The U.S. intelligence community needs to develop a better way of distinguishing man from machine as the global race for advanced artificial intelligence accelerates, its AI chief said.
Computer scientists have relied on the Turing Test framework for more than a half-century. Legendary computer scientist Alan Turing proposed an “imitation game” to help people differentiate computers from humans in an attempt to answer questions about machines’ ability to think.
A new rush for AI models that can perform tasks and comprehend as well as humans, commonly referred to as artificial general intelligence, has picked up inside private labs and governments’ research sites around the world.
John Beieler, the chief AI officer in the Office of the Director of National Intelligence, said in an interview with The Washington Times that no one is close to producing artificial general intelligence, or AGI, but even measuring whether anyone is capable of such an accomplishment is difficult.
“It seems like we’ve blown past things like the Turing Test quietly and things that were the bar for sentient AI,” Mr. Beieler said. “We’ve kind of crossed that, but, of course, I don’t think anyone really thinks that the computers are sentient right now.”
China wants artificial general intelligence. It published an AI development plan in 2017 touting the advantage of “brainlike intelligence” for AI, according to an English-language translation of the plan.
Chinese researchers aim to merge AI and neuroscience in pursuit of artificial general intelligence, according to a July 2023 report by the Georgetown University Center for Security and Emerging Technology. The report said China views brain-inspired AI as the path to general AI.
American technology dynamo OpenAI also is planning for AGI. In 2023, the company outlined its vision for AGI to “give everyone incredible new capabilities” but cautioned that “drastic accidents and societal disruption” could ensue from AGI misuse.
The American intelligence community wants to ensure the worst outcomes don’t result from such powerful models’ deployment, Mr. Beieler said.

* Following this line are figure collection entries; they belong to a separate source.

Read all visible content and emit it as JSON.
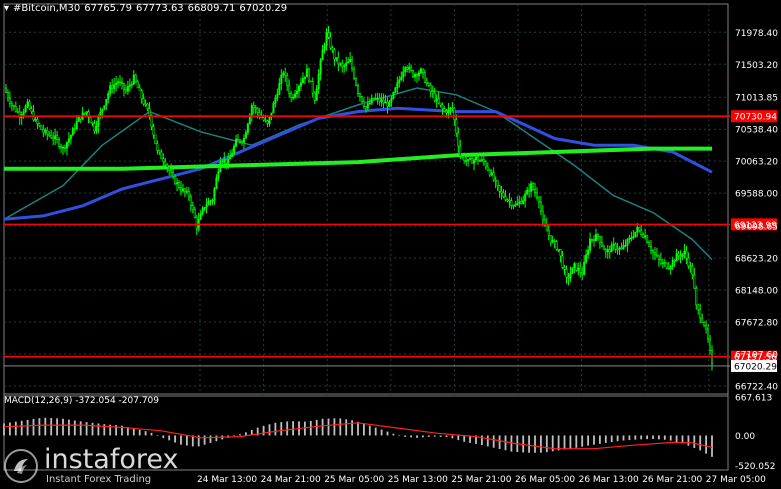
{
  "header": {
    "symbol": "#Bitcoin,M30",
    "open": "67765.79",
    "high": "67773.63",
    "low": "66809.71",
    "close": "67020.29"
  },
  "macd_label": "MACD(12,26,9) -372.054 -207.709",
  "logo": {
    "name": "instaforex",
    "tagline": "Instant Forex Trading"
  },
  "colors": {
    "background": "#000000",
    "bull_candle": "#00ff00",
    "grid": "#1f3f3f",
    "level_line": "#ff0000",
    "ma_fast": "#1e7f7f",
    "ma_mid": "#3050e0",
    "ma_slow": "#22ee22",
    "macd_signal": "#ff2020",
    "macd_hist": "#c0c0c0"
  },
  "chart_data": {
    "type": "candlestick",
    "symbol": "#Bitcoin",
    "timeframe": "M30",
    "ylim": [
      66722.4,
      72250
    ],
    "price_ticks": [
      "71978.40",
      "71503.20",
      "71013.85",
      "70538.40",
      "70063.20",
      "69588.00",
      "69098.65",
      "68623.20",
      "68148.00",
      "67672.80",
      "67197.60",
      "66722.40"
    ],
    "x_tick_labels": [
      "24 Mar 13:00",
      "24 Mar 21:00",
      "25 Mar 05:00",
      "25 Mar 13:00",
      "25 Mar 21:00",
      "26 Mar 05:00",
      "26 Mar 13:00",
      "26 Mar 21:00",
      "27 Mar 05:00"
    ],
    "levels": [
      {
        "price": 70730.94,
        "label": "70730.94"
      },
      {
        "price": 69123.99,
        "label": "69123.99"
      },
      {
        "price": 67157.56,
        "label": "67157.56"
      }
    ],
    "current_price": "67020.29",
    "close_path": [
      [
        0,
        71150
      ],
      [
        4,
        70900
      ],
      [
        8,
        70750
      ],
      [
        12,
        70900
      ],
      [
        16,
        70650
      ],
      [
        20,
        70500
      ],
      [
        26,
        70400
      ],
      [
        30,
        70250
      ],
      [
        34,
        70450
      ],
      [
        38,
        70700
      ],
      [
        42,
        70800
      ],
      [
        46,
        70550
      ],
      [
        50,
        70850
      ],
      [
        54,
        71150
      ],
      [
        58,
        71250
      ],
      [
        62,
        71100
      ],
      [
        66,
        71300
      ],
      [
        70,
        71000
      ],
      [
        74,
        70750
      ],
      [
        78,
        70200
      ],
      [
        82,
        70050
      ],
      [
        86,
        69800
      ],
      [
        90,
        69650
      ],
      [
        94,
        69550
      ],
      [
        98,
        69100
      ],
      [
        102,
        69400
      ],
      [
        106,
        69500
      ],
      [
        110,
        70100
      ],
      [
        114,
        70050
      ],
      [
        118,
        70350
      ],
      [
        122,
        70400
      ],
      [
        126,
        70900
      ],
      [
        130,
        70750
      ],
      [
        134,
        70600
      ],
      [
        138,
        71000
      ],
      [
        142,
        71400
      ],
      [
        146,
        71000
      ],
      [
        150,
        71200
      ],
      [
        154,
        71400
      ],
      [
        158,
        71000
      ],
      [
        162,
        71700
      ],
      [
        164,
        71950
      ],
      [
        168,
        71600
      ],
      [
        172,
        71450
      ],
      [
        176,
        71550
      ],
      [
        180,
        71100
      ],
      [
        184,
        70850
      ],
      [
        188,
        71000
      ],
      [
        192,
        70950
      ],
      [
        196,
        70900
      ],
      [
        200,
        71200
      ],
      [
        204,
        71500
      ],
      [
        208,
        71350
      ],
      [
        212,
        71400
      ],
      [
        216,
        71150
      ],
      [
        220,
        70950
      ],
      [
        224,
        70800
      ],
      [
        228,
        70850
      ],
      [
        232,
        70150
      ],
      [
        236,
        70050
      ],
      [
        240,
        70100
      ],
      [
        244,
        70050
      ],
      [
        248,
        69850
      ],
      [
        252,
        69600
      ],
      [
        256,
        69500
      ],
      [
        260,
        69400
      ],
      [
        264,
        69500
      ],
      [
        268,
        69700
      ],
      [
        272,
        69500
      ],
      [
        274,
        69150
      ],
      [
        278,
        68900
      ],
      [
        282,
        68750
      ],
      [
        286,
        68300
      ],
      [
        290,
        68500
      ],
      [
        294,
        68400
      ],
      [
        298,
        68900
      ],
      [
        302,
        68950
      ],
      [
        306,
        68700
      ],
      [
        310,
        68800
      ],
      [
        314,
        68750
      ],
      [
        318,
        68900
      ],
      [
        322,
        69050
      ],
      [
        326,
        68950
      ],
      [
        330,
        68700
      ],
      [
        334,
        68550
      ],
      [
        338,
        68500
      ],
      [
        342,
        68650
      ],
      [
        346,
        68700
      ],
      [
        350,
        68400
      ],
      [
        352,
        67900
      ],
      [
        356,
        67650
      ],
      [
        358,
        67400
      ],
      [
        360,
        67020
      ]
    ],
    "ma_fast_path": [
      [
        0,
        69200
      ],
      [
        30,
        69700
      ],
      [
        50,
        70300
      ],
      [
        74,
        70800
      ],
      [
        100,
        70500
      ],
      [
        126,
        70300
      ],
      [
        150,
        70600
      ],
      [
        180,
        70900
      ],
      [
        210,
        71150
      ],
      [
        230,
        71050
      ],
      [
        250,
        70800
      ],
      [
        270,
        70400
      ],
      [
        290,
        70000
      ],
      [
        310,
        69550
      ],
      [
        330,
        69300
      ],
      [
        350,
        68900
      ],
      [
        360,
        68600
      ]
    ],
    "ma_mid_path": [
      [
        0,
        69200
      ],
      [
        20,
        69250
      ],
      [
        40,
        69400
      ],
      [
        60,
        69650
      ],
      [
        80,
        69800
      ],
      [
        100,
        69950
      ],
      [
        120,
        70200
      ],
      [
        140,
        70450
      ],
      [
        160,
        70700
      ],
      [
        180,
        70800
      ],
      [
        200,
        70850
      ],
      [
        230,
        70800
      ],
      [
        250,
        70800
      ],
      [
        265,
        70600
      ],
      [
        280,
        70400
      ],
      [
        300,
        70300
      ],
      [
        320,
        70300
      ],
      [
        340,
        70200
      ],
      [
        360,
        69900
      ]
    ],
    "ma_slow_path": [
      [
        0,
        69950
      ],
      [
        60,
        69950
      ],
      [
        120,
        70000
      ],
      [
        180,
        70050
      ],
      [
        230,
        70150
      ],
      [
        280,
        70200
      ],
      [
        330,
        70250
      ],
      [
        360,
        70250
      ]
    ],
    "macd": {
      "label": "MACD(12,26,9)",
      "main": -372.054,
      "signal": -207.709,
      "ylim": [
        -600,
        720
      ],
      "ticks": [
        "667.613",
        "0.00",
        "-520.052"
      ],
      "histogram": [
        [
          0,
          210
        ],
        [
          10,
          260
        ],
        [
          20,
          310
        ],
        [
          30,
          290
        ],
        [
          40,
          240
        ],
        [
          50,
          200
        ],
        [
          60,
          170
        ],
        [
          66,
          120
        ],
        [
          74,
          60
        ],
        [
          82,
          -60
        ],
        [
          90,
          -160
        ],
        [
          98,
          -200
        ],
        [
          106,
          -120
        ],
        [
          114,
          -40
        ],
        [
          122,
          40
        ],
        [
          130,
          150
        ],
        [
          138,
          220
        ],
        [
          146,
          250
        ],
        [
          154,
          240
        ],
        [
          162,
          290
        ],
        [
          170,
          300
        ],
        [
          178,
          260
        ],
        [
          186,
          170
        ],
        [
          194,
          80
        ],
        [
          202,
          -20
        ],
        [
          210,
          -40
        ],
        [
          218,
          -20
        ],
        [
          226,
          -30
        ],
        [
          234,
          -110
        ],
        [
          242,
          -160
        ],
        [
          250,
          -220
        ],
        [
          258,
          -280
        ],
        [
          266,
          -300
        ],
        [
          274,
          -300
        ],
        [
          282,
          -260
        ],
        [
          290,
          -220
        ],
        [
          298,
          -170
        ],
        [
          306,
          -130
        ],
        [
          314,
          -90
        ],
        [
          322,
          -70
        ],
        [
          330,
          -60
        ],
        [
          338,
          -80
        ],
        [
          346,
          -150
        ],
        [
          354,
          -260
        ],
        [
          360,
          -372
        ]
      ],
      "signal_path": [
        [
          0,
          150
        ],
        [
          20,
          180
        ],
        [
          40,
          180
        ],
        [
          60,
          140
        ],
        [
          80,
          80
        ],
        [
          100,
          -40
        ],
        [
          120,
          -20
        ],
        [
          140,
          80
        ],
        [
          160,
          160
        ],
        [
          180,
          220
        ],
        [
          200,
          130
        ],
        [
          220,
          40
        ],
        [
          240,
          -20
        ],
        [
          260,
          -140
        ],
        [
          280,
          -230
        ],
        [
          300,
          -230
        ],
        [
          320,
          -170
        ],
        [
          340,
          -120
        ],
        [
          350,
          -130
        ],
        [
          360,
          -208
        ]
      ]
    }
  }
}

“We don’t have a really good, consistent way of measuring the performance of models across the board,” he said.
Mr. Beieler said some models show proficiency at coding but struggle with answering questions, while other models may demonstrate an inverse skill.
OpenAI said in March 2023 that its GPT-4 model scored in the 88th percentile for the law school admissions test, up from the 40th percentile achieved by its earlier GPT-3.5 model. When it came to the Graduate Record Examinations writing test, however, the newer model performed roughly the same as the earlier model.
AI models’ nonlinear results suggest that it is difficult to determine what the models will do next.
Mr. Beieler said the academic and research and development effort aimed at characterizing models must be “much more robust” so the intelligence community can better understand which models to deploy, pursue and fine-tune.
“The intelligence community, we’re a little bit paranoid by nature, so we, of course, consider all the downsides to this technology both from our own deployment. … But [we are] also very cognizant of ways that our adversaries could use these sorts of technologies,” Mr. Beieler said.
He said the intelligence community is paying close attention to the problems of models’ “hallucinations,” or generating false answers, and the intelligence agencies are looking at ways adversaries are exploring the convergence of AI technology with biotechnology and agriculture.
Forecasting the future of AI is likely a fool’s errand, but concerns about unpredictable advances and questions about the technology growing increasingly self-aware are motivating the industry’s top minds.
Tech mogul Elon Musk said in April that the total amount of “sentient compute of AI” will probably exceed all humans in five years.
“My guess is that we’ll have AI that is smarter than any one human probably around the end of next year,” Mr. Musk said in a livestream interview on his social platform X.
OpenAI co-founder Ilya Sutskever quit the company this year and is building a team called Safe Superintelligence Inc. Before his departure, Mr. Sutskever warned of AI systems going rogue, ignoring the commands of their creators and sparking the extinction of humans.
Regarding the question of whether AI is capable of perception and feelings, Mr. Beieler said he has not given it much thought. He said he knows plenty of people are working on answering such questions but he has not seen evidence to suggest the AI field is headed toward sentience.
Mr. Beieler said the U.S. intelligence community views AI advances as more of an opportunity than a threat.